Aston Rowant resides in the Chiltern Hills Area of Outstanding Natural Beauty and is a Site of Special Scientific Interest because of its nationally important habitat of chalk grassland, which is home to flowers including rare orchids and the Chiltern gentian, as well as the Silver-spotted skipper and Adonis blue butterflies.

The ODS Highways team helped redesign, resurface and improve drainage at the existing nature reserve car park and helped create a new, small car parking area. This not only improves safety and order in an area that was being used for unauthorised, sporadic parking, but also improves the visitor experience for those visiting the National Nature Reserve.

“Just like any landowner undertaking infrastructure works in an Area of Outstanding Natural Beauty and within a protected Site of Special Scientific Interest, we must be mindful of the restrictions on how we can use the land and minimise the risk to plants and wildlife,” said Alistair Helliwell, National Nature Reserve Area Senior Adviser. “It was important to find a contractor that we could have a dialogue with about these issues and develop a working relationship of trust.
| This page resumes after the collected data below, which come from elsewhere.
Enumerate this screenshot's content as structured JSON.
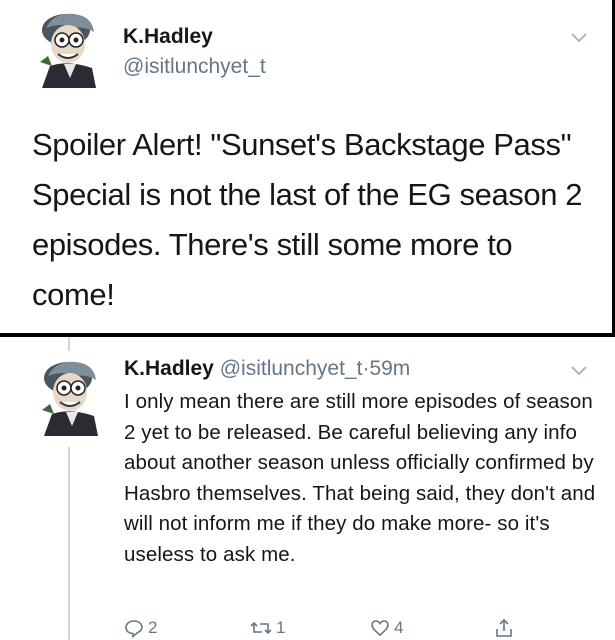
{
  "tweet1": {
    "author_name": "K.Hadley",
    "author_handle": "@isitlunchyet_t",
    "text": "Spoiler Alert! \"Sunset's Backstage Pass\" Special is not the last of the EG season 2 episodes. There's still some more to come!",
    "menu_icon": "chevron-down-icon"
  },
  "tweet2": {
    "author_name": "K.Hadley",
    "author_handle": "@isitlunchyet_t",
    "separator": "·",
    "time": "59m",
    "text": "I only mean there are still more episodes of season 2 yet to be released. Be careful believing any info about another season unless officially confirmed by Hasbro themselves. That being said, they don't and will not inform me if they do make more- so it's useless to ask me.",
    "menu_icon": "chevron-down-icon",
    "actions": {
      "reply_count": "2",
      "retweet_count": "1",
      "like_count": "4"
    }
  },
  "colors": {
    "text": "#14171a",
    "secondary": "#657786",
    "border": "#ccd6dd"
  }
}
We found this with ODS. During both the planning and the work itself, we were able to engage with the team, seek their engineering advice and agree the best way forward.”

Oliver Hearn, Highways Manager at ODS, added, “Our team’s experience working in heritage areas around Oxford, as well the expertise available within the wider ODS group on environmental and conservation issues placed us in an excellent position to carry out the Aston Rowant works, and other similar sensitive projects.”

In April 2018, Oxford City Council divested itself of ODS with over 700 staff transferred to the new organisation, which operates like a social enterprise. ODS delivers a wide-range of services to over 150,000 residents, businesses and organisations in the Oxford area including highways and engineering, waste and recycling, street cleaning, construction, property and grounds maintenance. The new structure allows ODS to offer its services to other commercial customers with all profits generated being reinvested back into the community, via the city council.